The circle is unbroken in the finale of C.R. Gardner’s The two Faced Goddess.

The Two Faced Goddess pt 9 – The End?

C.R. Gardner

To the Nines Award – Part 9

Silence echoed in the Goddess’ chamber as they watched the fire consume her, spinning her ashes into the air in a flurry of dirty snow.

‘Marek!’ cried Prince Alex, catching his wounded brother as he fell.

‘You did well, Alex,’ wheezed Marek, blood bubbling at the corner of his mouth.

‘Help me! Someone, please!’ said Alex, lowering Marek to the ground.

‘There is nothing to be done, Princeling,’ said the Grievous One, kicking through the Goddess’s ashes. ‘His wounds are fatal. Say your goodbyes. At least you have that.’
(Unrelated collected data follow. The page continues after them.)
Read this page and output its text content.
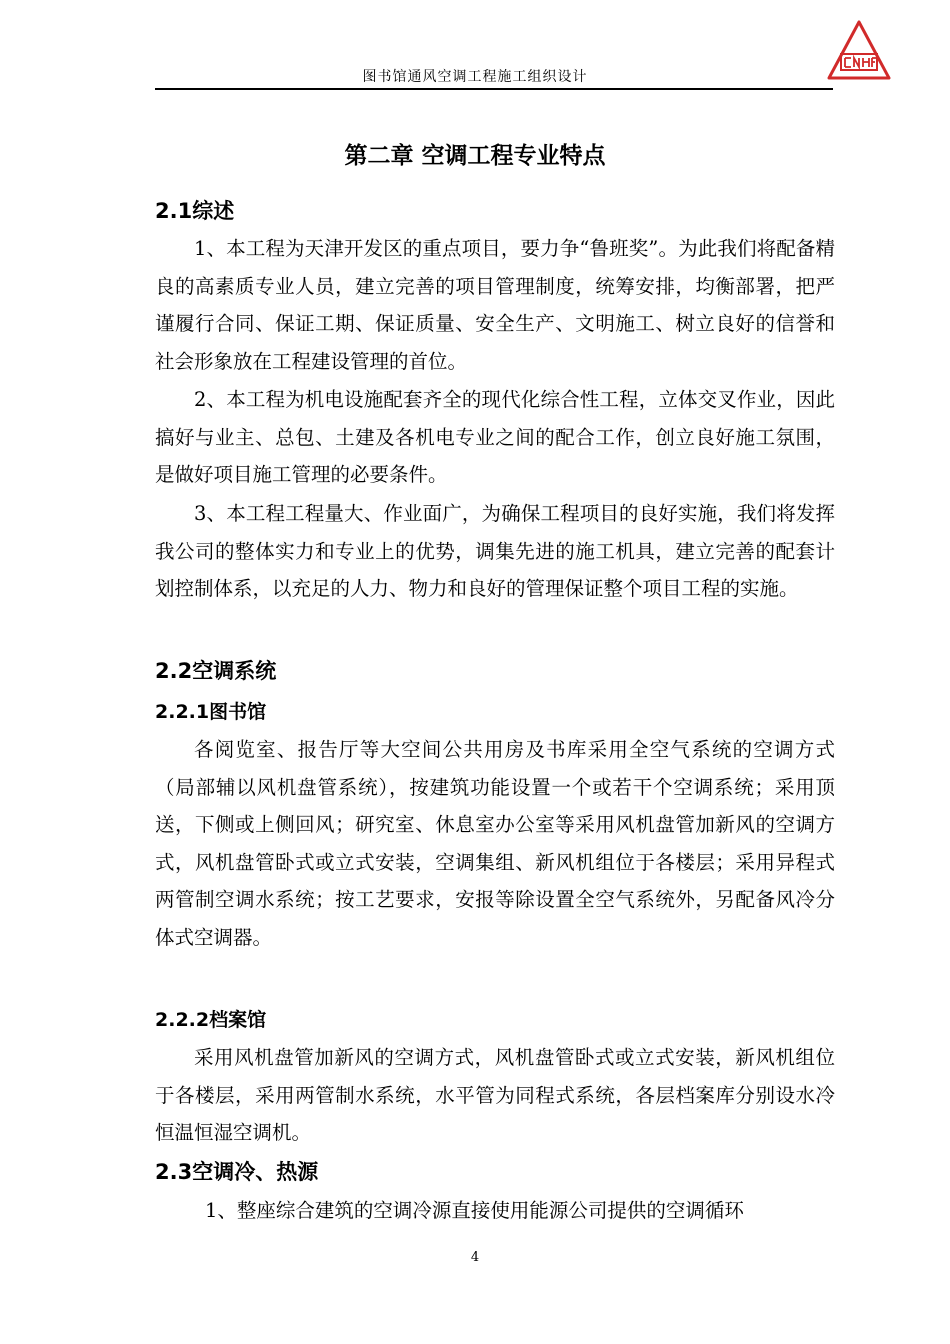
图书馆通风空调工程施工组织设计
第二章 空调工程专业特点
2.1综述

1、本工程为天津开发区的重点项目，要力争“鲁班奖”。为此我们将配备精良的高素质专业人员，建立完善的项目管理制度，统筹安排，均衡部署，把严谨履行合同、保证工期、保证质量、安全生产、文明施工、树立良好的信誉和社会形象放在工程建设管理的首位。

2、本工程为机电设施配套齐全的现代化综合性工程，立体交叉作业，因此搞好与业主、总包、土建及各机电专业之间的配合工作，创立良好施工氛围，是做好项目施工管理的必要条件。

3、本工程工程量大、作业面广，为确保工程项目的良好实施，我们将发挥我公司的整体实力和专业上的优势，调集先进的施工机具，建立完善的配套计划控制体系，以充足的人力、物力和良好的管理保证整个项目工程的实施。

2.2空调系统
2.2.1图书馆

各阅览室、报告厅等大空间公共用房及书库采用全空气系统的空调方式（局部辅以风机盘管系统），按建筑功能设置一个或若干个空调系统；采用顶送，下侧或上侧回风；研究室、休息室办公室等采用风机盘管加新风的空调方式，风机盘管卧式或立式安装，空调集组、新风机组位于各楼层；采用异程式两管制空调水系统；按工艺要求，安报等除设置全空气系统外，另配备风冷分体式空调器。

2.2.2档案馆

采用风机盘管加新风的空调方式，风机盘管卧式或立式安装，新风机组位于各楼层，采用两管制水系统，水平管为同程式系统，各层档案库分别设水冷恒温恒湿空调机。

2.3空调冷、热源

1、整座综合建筑的空调冷源直接使用能源公司提供的空调循环

4
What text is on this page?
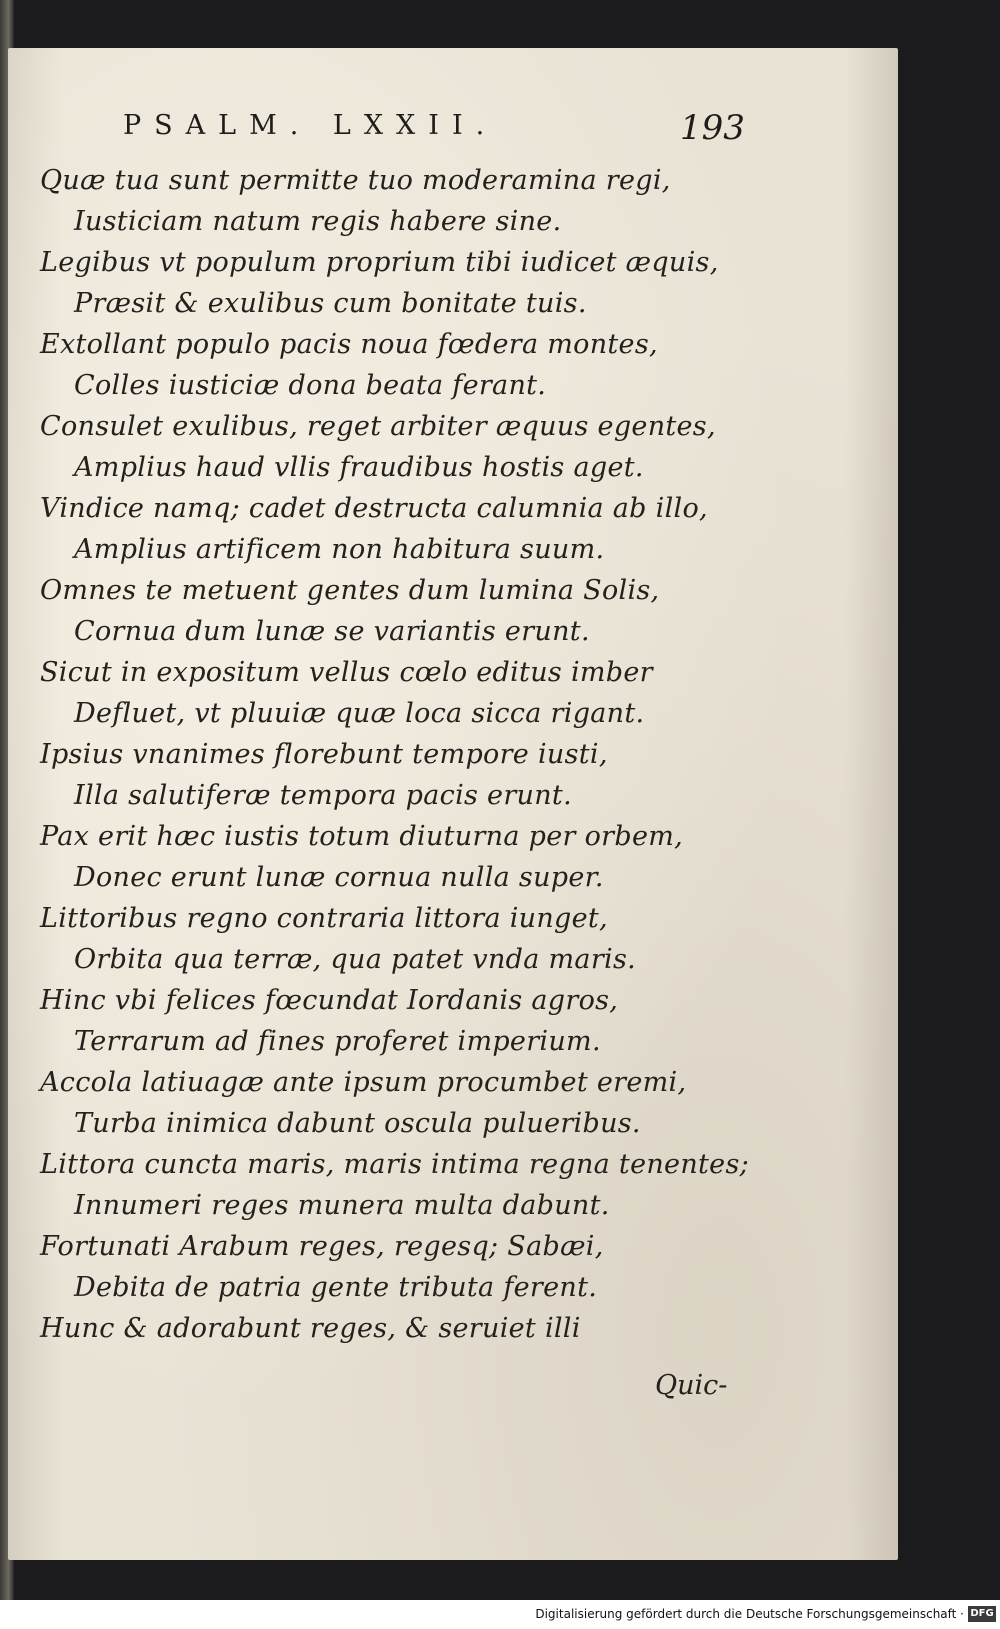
PSALM. LXXII.	193
Quæ tua sunt permitte tuo moderamina regi,
Iusticiam natum regis habere sine.
Legibus vt populum proprium tibi iudicet æquis,
Præsit & exulibus cum bonitate tuis.
Extollant populo pacis noua fœdera montes,
Colles iusticiæ dona beata ferant.
Consulet exulibus, reget arbiter æquus egentes,
Amplius haud vllis fraudibus hostis aget.
Vindice namq; cadet destructa calumnia ab illo,
Amplius artificem non habitura suum.
Omnes te metuent gentes dum lumina Solis,
Cornua dum lunæ se variantis erunt.
Sicut in expositum vellus cœlo editus imber
Defluet, vt pluuiæ quæ loca sicca rigant.
Ipsius vnanimes florebunt tempore iusti,
Illa salutiferæ tempora pacis erunt.
Pax erit hæc iustis totum diuturna per orbem,
Donec erunt lunæ cornua nulla super.
Littoribus regno contraria littora iunget,
Orbita qua terræ, qua patet vnda maris.
Hinc vbi felices fœcundat Iordanis agros,
Terrarum ad fines proferet imperium.
Accola latiuagæ ante ipsum procumbet eremi,
Turba inimica dabunt oscula pulueribus.
Littora cuncta maris, maris intima regna tenentes;
Innumeri reges munera multa dabunt.
Fortunati Arabum reges, regesq; Sabæi,
Debita de patria gente tributa ferent.
Hunc & adorabunt reges, & seruiet illi
Quic-
Digitalisierung gefördert durch die Deutsche Forschungsgemeinschaft · DFG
‘Surely there is something we can do!’

‘No, Alex, I’m dying.’

‘Who will lead our people?’


‘But Father gave you the ring!’

‘Not because I was destined to rule, Alex, but because I was destined to die.’ He coughed black blood and his body began to glow. ‘The Goddess was looking for nine rings…Look around you, Alex.’
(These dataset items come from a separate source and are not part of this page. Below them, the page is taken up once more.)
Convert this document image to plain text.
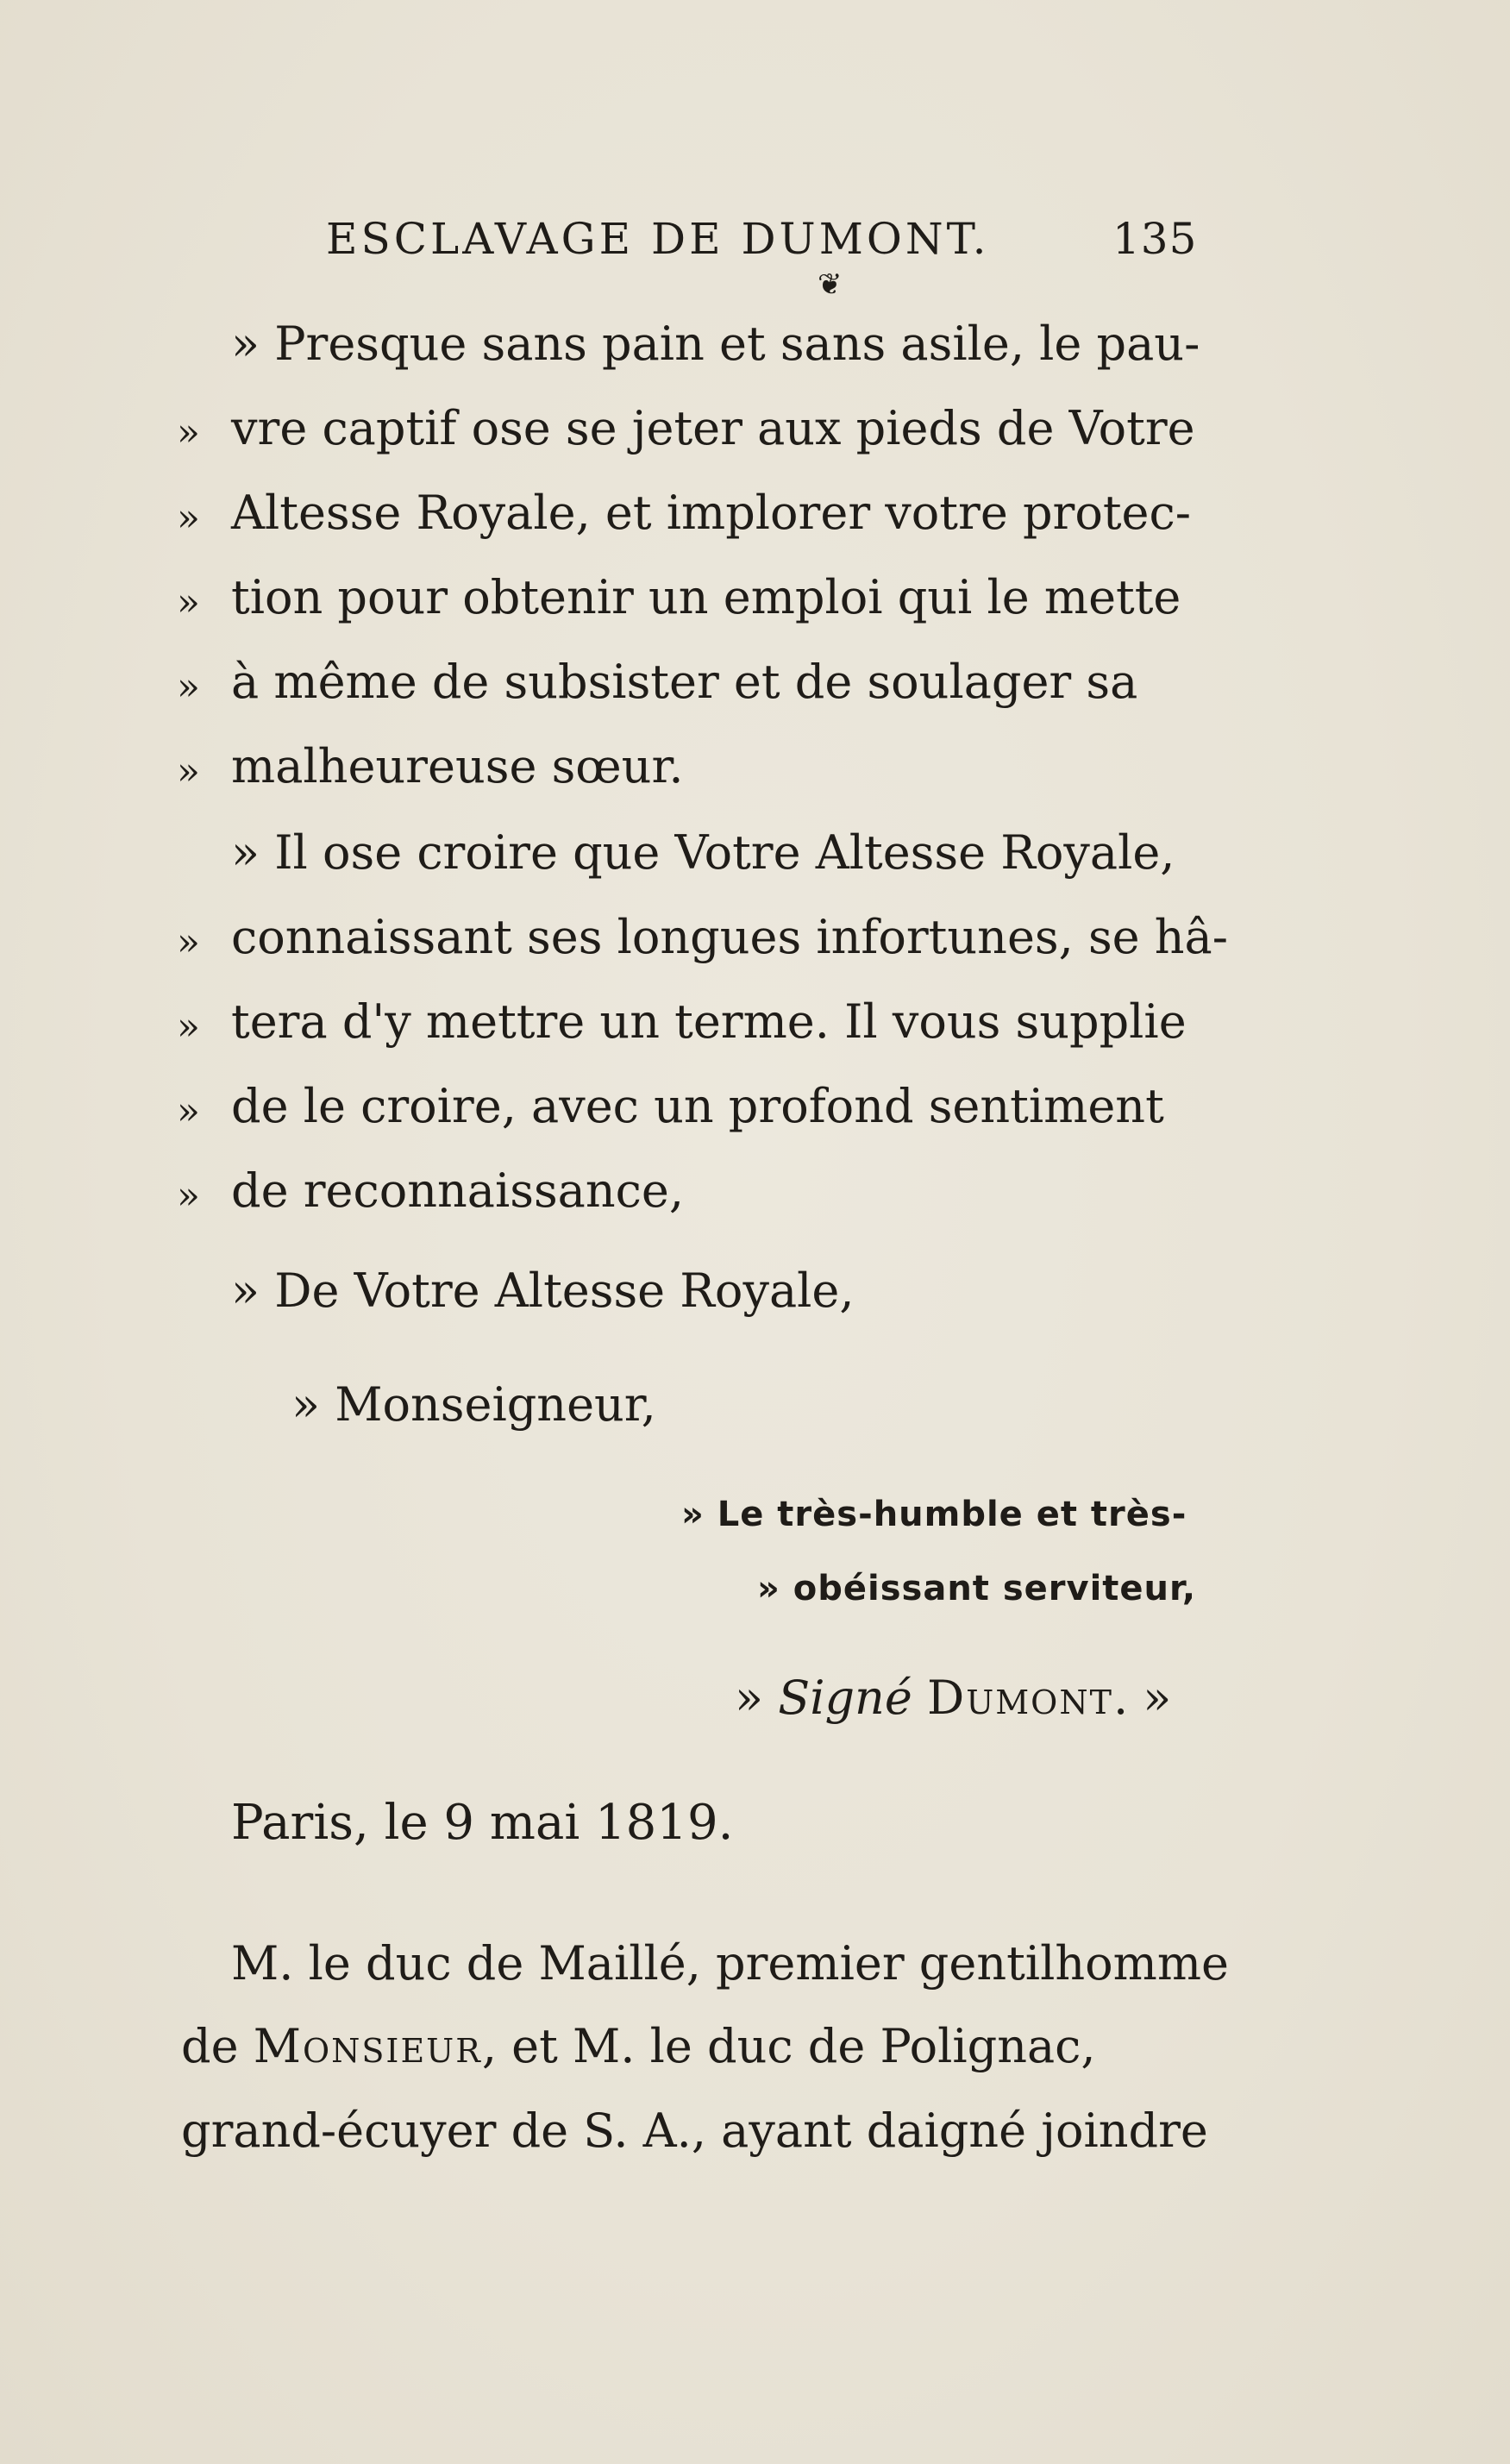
ESCLAVAGE DE DUMONT.	135
❦
» Presque sans pain et sans asile, le pau-
» vre captif ose se jeter aux pieds de Votre
» Altesse Royale, et implorer votre protec-
» tion pour obtenir un emploi qui le mette
» à même de subsister et de soulager sa
» malheureuse sœur.
» Il ose croire que Votre Altesse Royale,
» connaissant ses longues infortunes, se hâ-
» tera d'y mettre un terme. Il vous supplie
» de le croire, avec un profond sentiment
» de reconnaissance,
» De Votre Altesse Royale,
» Monseigneur,
» Le très-humble et très-
» obéissant serviteur,
» Signé Dumont. »
Paris, le 9 mai 1819.
M. le duc de Maillé, premier gentilhomme
de Monsieur, et M. le duc de Polignac,
grand-écuyer de S. A., ayant daigné joindre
Of the company Sofia had led, nine glowed – a golden light illuminating each of them from within.

‘Constructs! But so real. Incredible!’ said the Grievous One.

‘What do you mean?’

‘Constructs are not real,’ said the Grievous One.
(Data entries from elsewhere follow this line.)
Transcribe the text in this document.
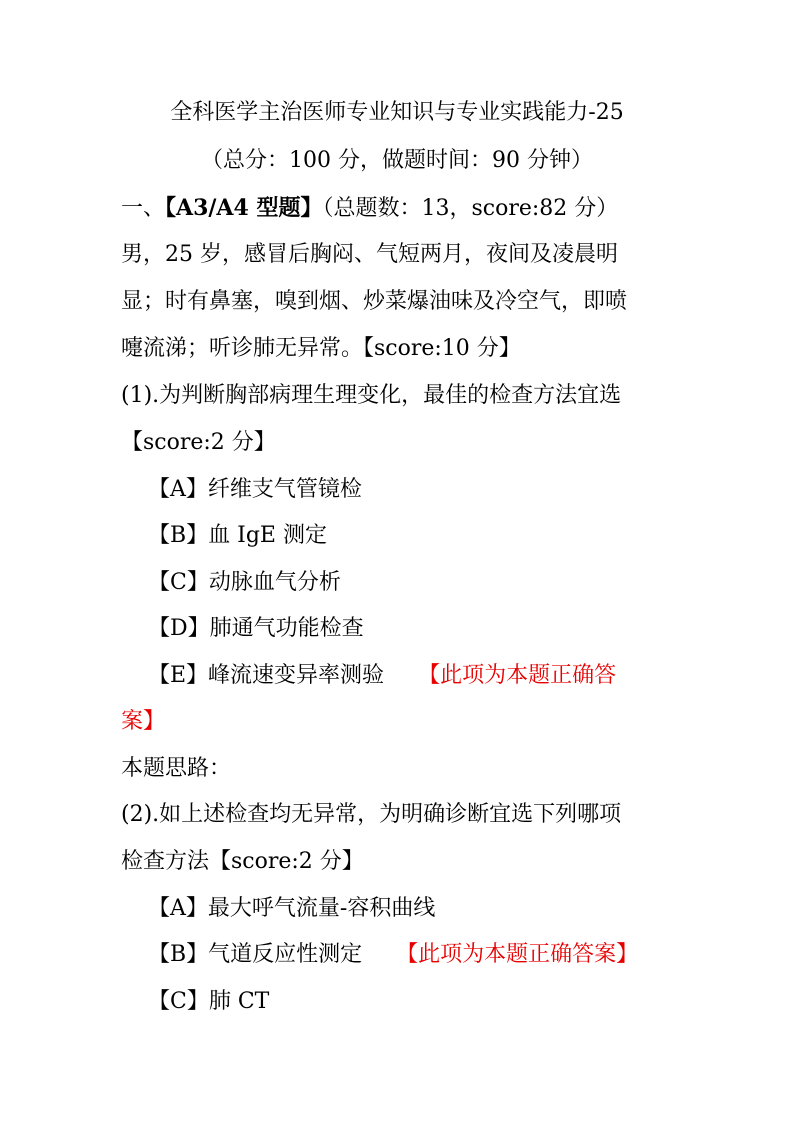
全科医学主治医师专业知识与专业实践能力-25
（总分：100 分，做题时间：90 分钟）
一、【A3/A4 型题】（总题数：13，score:82 分）
男，25 岁，感冒后胸闷、气短两月，夜间及凌晨明
显；时有鼻塞，嗅到烟、炒菜爆油味及冷空气，即喷
嚏流涕；听诊肺无异常。【score:10 分】
(1).为判断胸部病理生理变化，最佳的检查方法宜选
【score:2 分】
【A】纤维支气管镜检
【B】血 IgE 测定
【C】动脉血气分析
【D】肺通气功能检查
【E】峰流速变异率测验 【此项为本题正确答
案】
本题思路：
(2).如上述检查均无异常，为明确诊断宜选下列哪项
检查方法【score:2 分】
【A】最大呼气流量-容积曲线
【B】气道反应性测定 【此项为本题正确答案】
【C】肺 CT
‘We’re real enough,’ said Dorian. ‘We love, we bleed, we laugh, we cry, but we’re not exactly human. The other Goddess, Erris, created us to keep the rings safe from her sister. We’ve served our purpose, now it’s time to die.’

‘Why?’ cried Ana, throwing her arms around him. ‘We just lost our mum, Dorian, and now you’re saying we’ll lose you too!’

‘I’m sorry, Ana,’ he said, blinking back tears and unhooking her arms from around him. ‘The only way the worlds can be safe is for the rings to be destroyed, so we must die.’ He turned to the Grievous One, ‘The rings, please.’

‘And if I choose not to?’

Dorian smiled, ‘It makes no difference really. The Goddess’s imprisonment magic changed our biochemistry. We are already dying,’ he said, rolling up his sleeve, revealing an arm with golden fiery lines moving through his veins. ‘Without us, the rings will disintegrate.’

‘I see,’ said the Grievous One, placing a ring in Prince Marek’s open hand.

‘Thank you,’ he said, closing his hand over it. It flared with light so bright they turned away. ‘Good-bye, Alex. You will make a fine King.’

‘Good-bye, Marek,’ said Alex, ‘I’m sorry for all the times I wished you were dead. Now that you’re dying, I realise it’s not what I want.’

‘Thank you,’ said Marek as the ring ignited and a golden inferno ingested his flesh and bones, sending his ashes spiralling into the air.

‘It is time,’ said Dorian, holding out his hand to the Grievous One.

She said nothing, but placed a golden ring into his hand. Doing the same for the other seven, glowing constructs.

‘I have a boon to ask,’ said Dorian, glowing brighter.

‘If it is within my power it will be done.’

‘Do the same for our brethren on the other worlds.’

‘I will do what I can, but with the Dark Lord gone I am not sure how my brothers will respond.’

‘Why must you die, Dorian?’ cried Ana.

‘If we don’t, the battle for the rings will continue until all the worlds are gone and only darkness remains. Believe me, Ana, it is better this way.’

‘But the Goddess and the Dark Lord have gone!’

‘Others will rise up to take their place.’

‘It’s all so much like a Tolkein story…’

‘Because it is,’ said Dorian, ‘Tolkein’s imagination took him into other worlds. What he never understood was that these worlds were real. His stories were based on a truth he thought was just his imagination. Good bye, Ana. Look after your sister, Ty, and Chi Sun, I charge you with their care!’

‘Good bye, Chi Sun,’ cried Chi Lyn, glowing brightly, ‘My love for you was real, even if I was not!’

They became golden pillars of flame, burning so bright that the survivors had to look away. Ana buried her face into Ty’s chest and sobbed, while Chi Sun stood rigid beside them.

‘This is not happy ever after!’ Ana sobbed.

‘There is no such thing! If there was, none of them would have died, not even my Commander!’ said the Grievous One, her claws slicing through the lid of the Goddess’s sarcophagus. ‘Let us leave this place,’ she said, stalking towards the stairs.

‘And let us follow,’ said Chi Sun, his voice heavy.

Ana followed with tears in her eyes as the ashes rained down, her anger at the unfairness of it all discharging as she walked through the ashes that had once been the Goddess. ‘It’s all your fault!’ she cried, kicking at the ashes. Something glinted among them and Ana picked it up. In the palm of her hand lay a golden ring.